TechCrunch contributor and FreshBooks Creative Director Jeremy Bailey suggests taking a proactive approach to considering customer feedback. Companies should research customer wants and needs before and during development to prevent backlash upon a rollout.
"Design teams must learn to become a group of ethnographers, learning to spot the unmet needs of customers and adapting to meet their concerns," Bailey writes, noting that "every product design -- or redesign -- should start with customer research, generally in the form of interviews to understand customer needs and gather insights that inform a "problem statement' -- a series of issues that must be addressed in the design process."
It's also important for companies to be receptive when users point out unforeseen issues with product updates, says Sara Wachter-Boettcher, author of Technically Wrong: Sexist Apps, Biased Algorithms, and Other Threats of Toxic Tech.
"Oftentimes, those complaints highlight real failures," Wachter-Boettcher told Entrepreneur in an email, "failures that could harm people or leave them open to abuse."
She sites Snapchat's June 2017 Snap Maps update as an example of a new feature that users flagged as having potential for abuse in the form of stalking, as well as a Google Maps update that associated walking distance with calories burned, depicted with cupcake symbols.

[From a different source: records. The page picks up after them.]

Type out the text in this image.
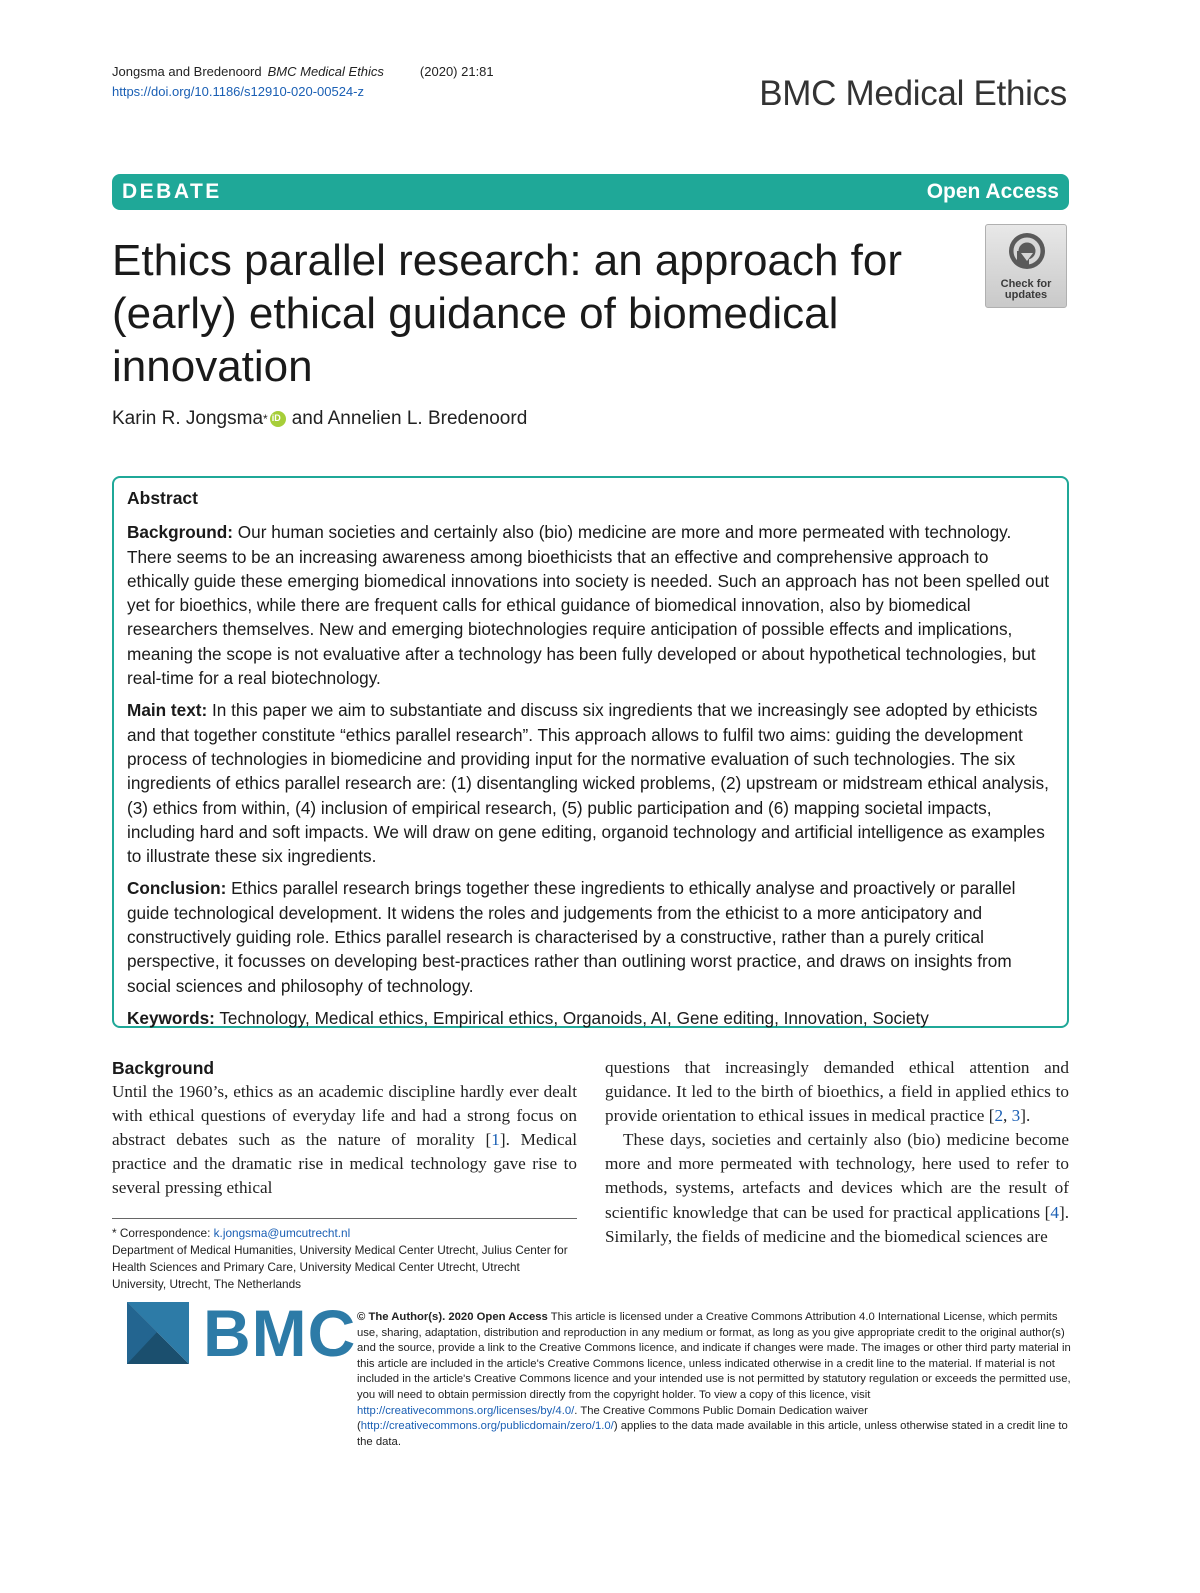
Jongsma and Bredenoord BMC Medical Ethics	(2020) 21:81
https://doi.org/10.1186/s12910-020-00524-z	BMC Medical Ethics
DEBATE	Open Access
Ethics parallel research: an approach for (early) ethical guidance of biomedical innovation
Check for updates
Karin R. Jongsma *
iD and Annelien L. Bredenoord
Abstract

Background: Our human societies and certainly also (bio) medicine are more and more permeated with technology. There seems to be an increasing awareness among bioethicists that an effective and comprehensive approach to ethically guide these emerging biomedical innovations into society is needed. Such an approach has not been spelled out yet for bioethics, while there are frequent calls for ethical guidance of biomedical innovation, also by biomedical researchers themselves. New and emerging biotechnologies require anticipation of possible effects and implications, meaning the scope is not evaluative after a technology has been fully developed or about hypothetical technologies, but real-time for a real biotechnology.

Main text: In this paper we aim to substantiate and discuss six ingredients that we increasingly see adopted by ethicists and that together constitute “ethics parallel research”. This approach allows to fulfil two aims: guiding the development process of technologies in biomedicine and providing input for the normative evaluation of such technologies. The six ingredients of ethics parallel research are: (1) disentangling wicked problems, (2) upstream or midstream ethical analysis, (3) ethics from within, (4) inclusion of empirical research, (5) public participation and (6) mapping societal impacts, including hard and soft impacts. We will draw on gene editing, organoid technology and artificial intelligence as examples to illustrate these six ingredients.

Conclusion: Ethics parallel research brings together these ingredients to ethically analyse and proactively or parallel guide technological development. It widens the roles and judgements from the ethicist to a more anticipatory and constructively guiding role. Ethics parallel research is characterised by a constructive, rather than a purely critical perspective, it focusses on developing best-practices rather than outlining worst practice, and draws on insights from social sciences and philosophy of technology.

Keywords: Technology, Medical ethics, Empirical ethics, Organoids, AI, Gene editing, Innovation, Society

Background

Until the 1960’s, ethics as an academic discipline hardly ever dealt with ethical questions of everyday life and had a strong focus on abstract debates such as the nature of morality [1]. Medical practice and the dramatic rise in medical technology gave rise to several pressing ethical

questions that increasingly demanded ethical attention and guidance. It led to the birth of bioethics, a field in applied ethics to provide orientation to ethical issues in medical practice [2, 3].

These days, societies and certainly also (bio) medicine become more and more permeated with technology, here used to refer to methods, systems, artefacts and devices which are the result of scientific knowledge that can be used for practical applications [4]. Similarly, the fields of medicine and the biomedical sciences are

* Correspondence: k.jongsma@umcutrecht.nl
Department of Medical Humanities, University Medical Center Utrecht, Julius Center for Health Sciences and Primary Care, University Medical Center Utrecht, Utrecht University, Utrecht, The Netherlands
BMC © The Author(s). 2020 Open Access This article is licensed under a Creative Commons Attribution 4.0 International License, which permits use, sharing, adaptation, distribution and reproduction in any medium or format, as long as you give appropriate credit to the original author(s) and the source, provide a link to the Creative Commons licence, and indicate if changes were made. The images or other third party material in this article are included in the article's Creative Commons licence, unless indicated otherwise in a credit line to the material. If material is not included in the article's Creative Commons licence and your intended use is not permitted by statutory regulation or exceeds the permitted use, you will need to obtain permission directly from the copyright holder. To view a copy of this licence, visit http://creativecommons.org/licenses/by/4.0/. The Creative Commons Public Domain Dedication waiver (http://creativecommons.org/publicdomain/zero/1.0/) applies to the data made available in this article, unless otherwise stated in a credit line to the data.
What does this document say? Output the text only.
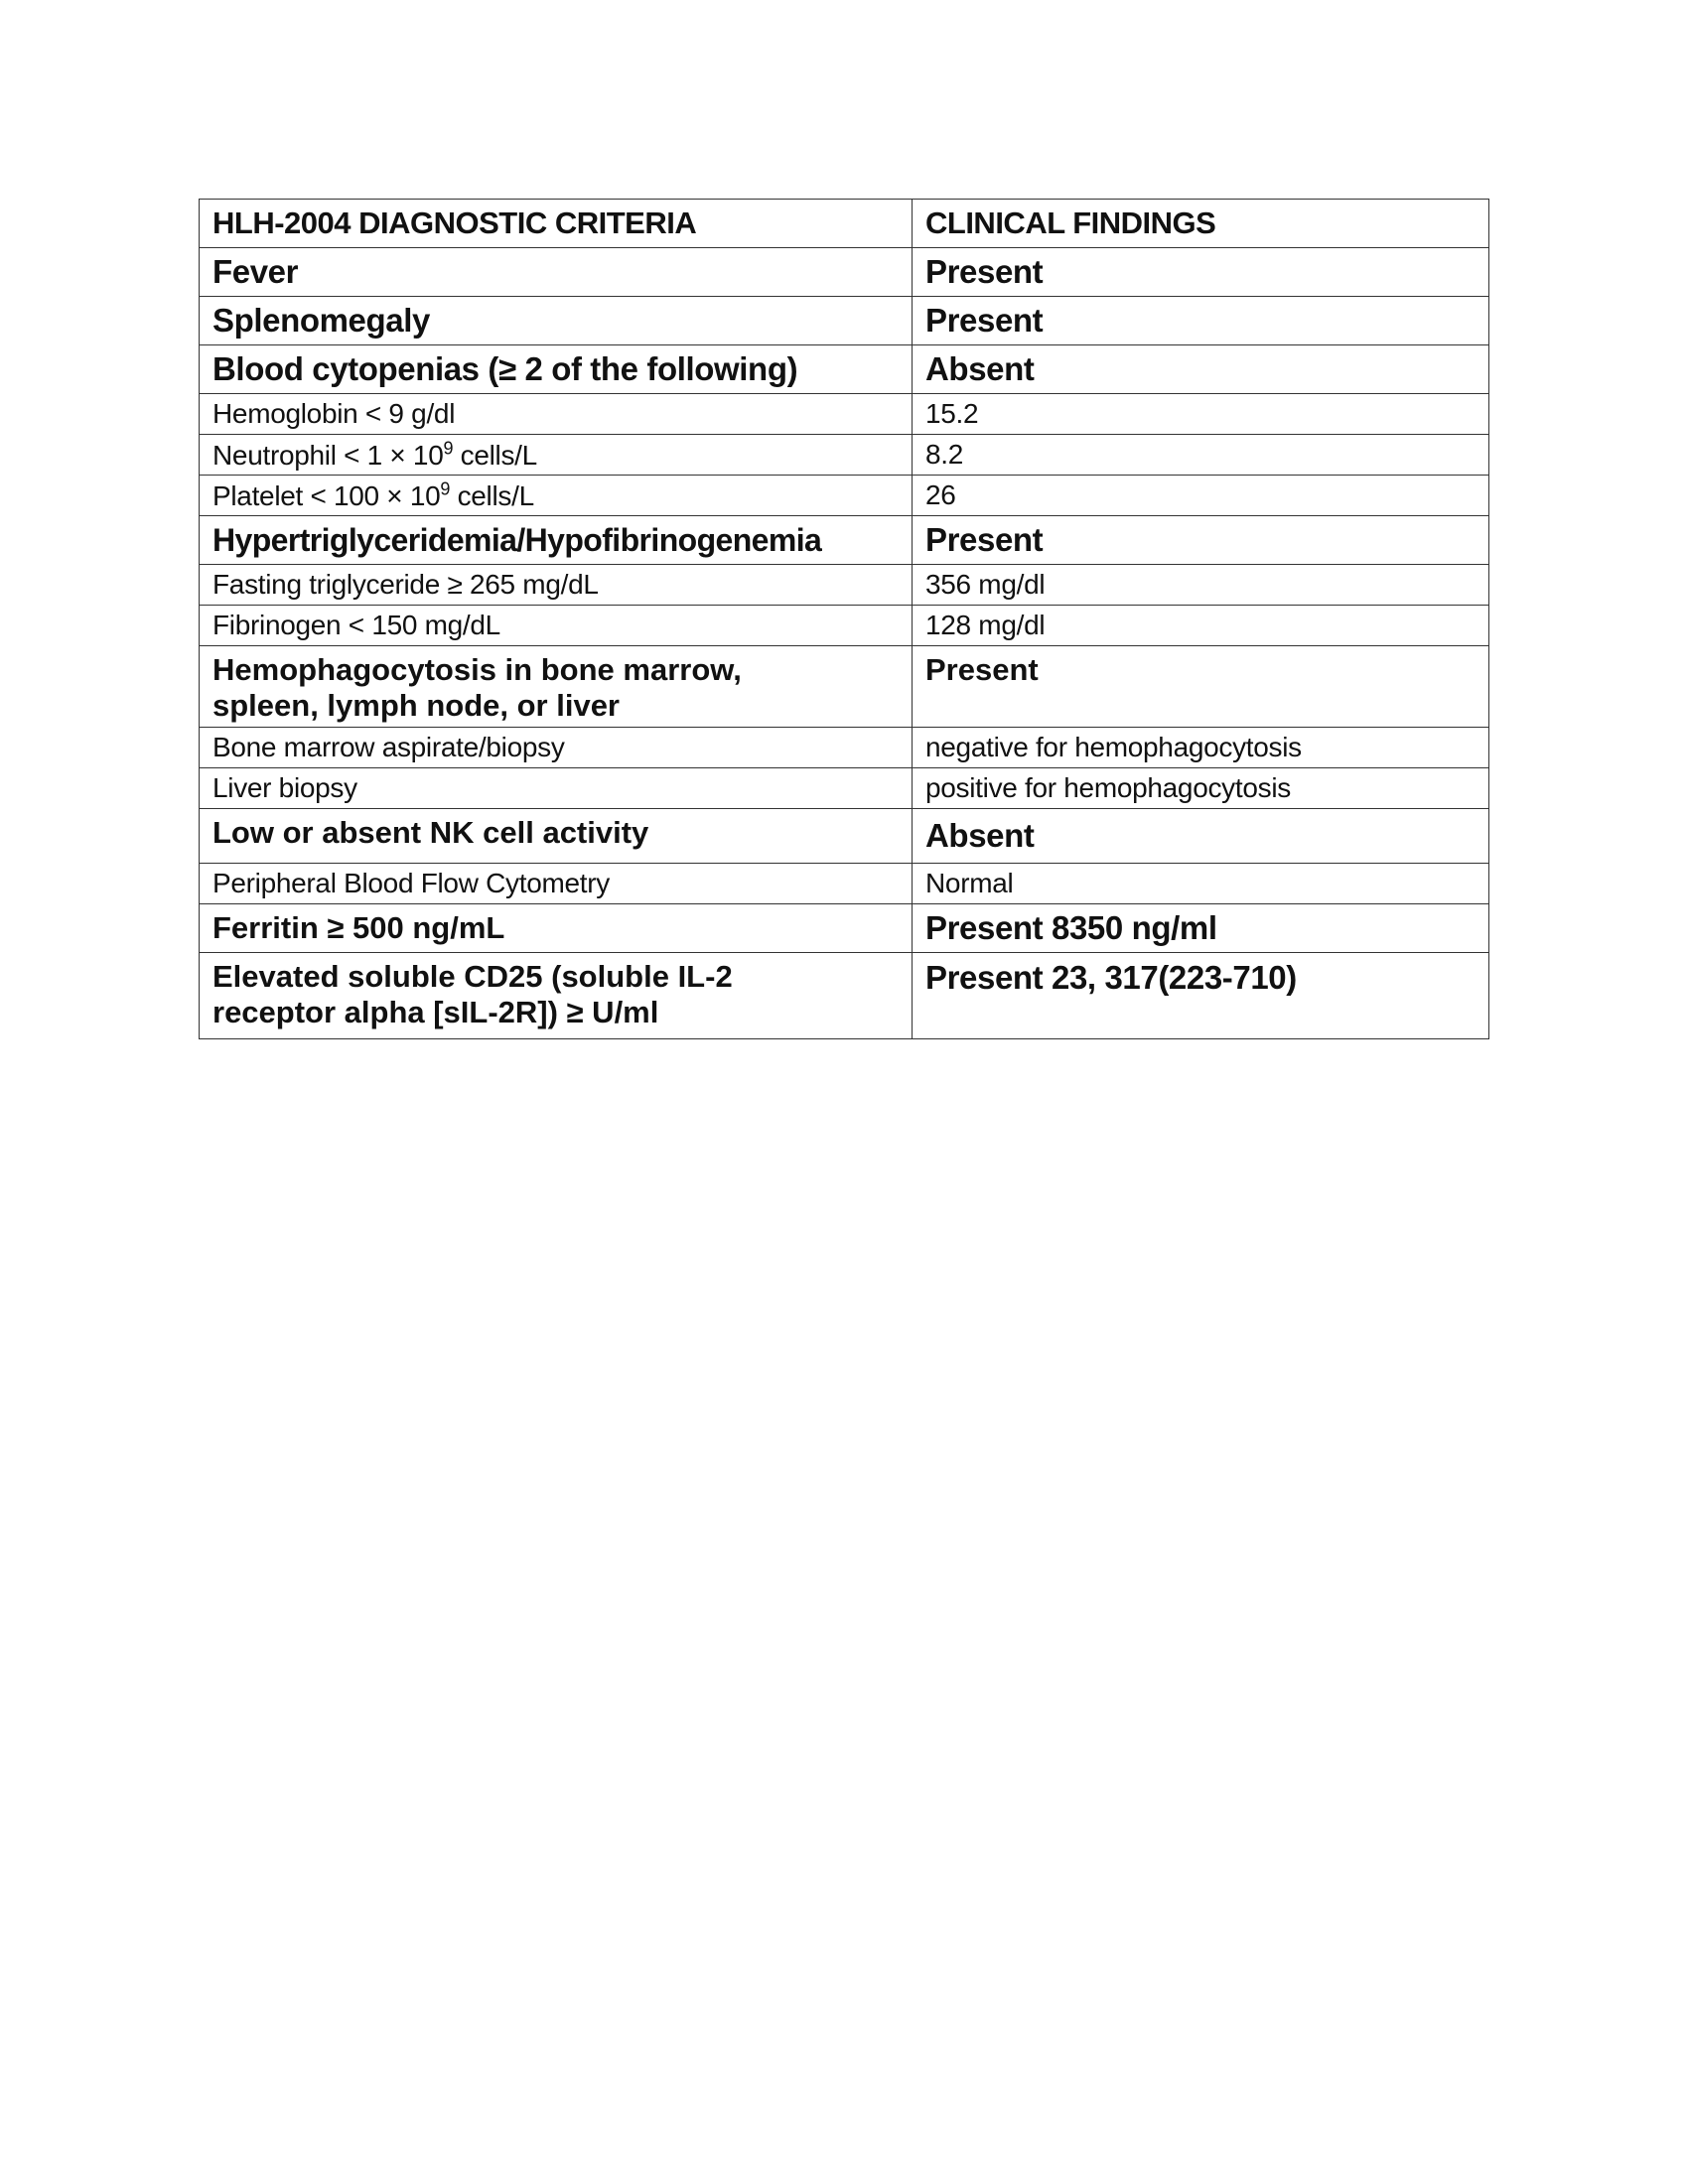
HLH-2004 DIAGNOSTIC CRITERIA	CLINICAL FINDINGS
Fever	Present
Splenomegaly	Present
Blood cytopenias (≥ 2 of the following)	Absent
Hemoglobin < 9 g/dl	15.2
Neutrophil < $1 \times 10^9$ cells/L	8.2
Platelet < $100 \times 10^9$ cells/L	26
Hypertriglyceridemia/Hypofibrinogenemia	Present
Fasting triglyceride ≥ 265 mg/dL	356 mg/dl
Fibrinogen < 150 mg/dL	128 mg/dl

Hemophagocytosis in bone marrow,
spleen, lymph node, or liver	Present
Bone marrow aspirate/biopsy	negative for hemophagocytosis
Liver biopsy	positive for hemophagocytosis
Low or absent NK cell activity	Absent
Peripheral Blood Flow Cytometry	Normal
Ferritin ≥ 500 ng/mL	Present 8350 ng/ml

Elevated soluble CD25 (soluble IL-2
receptor alpha [sIL-2R]) ≥ U/ml	Present 23, 317(223-710)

She explains how users found the latter update to be harmful to people with eating disorders or who could not or chose not to walk, not to mention that calorie counts aren't the best indicator of fitness, among other issues.
"Most of all, they complained that this is not something they signed up for," she says. "The app was meant to map things. They hadn't opted in to a health tracker. Google turned off the features."
A final example she provides happened with Twitter in early 2017: The company temporarily stopped notifying users when they were added to Twitter Lists. Women, in particular, wanted to know, "because lists are one way trolls and abusers share targets" by adding women to lists with names such as "stupid bitches." Twitter reinstated notifications after people raised these concerns.
"If companies care about the safety and wellbeing of their users, then they can't write off criticism that might seem superficial or change-averse at first blush," Wachter-Boettcher says. "I think that loud, massive outcry is actually a gift to a tech company. It's free feedback that may allow them to uncover a problem that they hadn't anticipated, before it hurts people."
Entrepreneur will update this story amid outcry about future tech updates.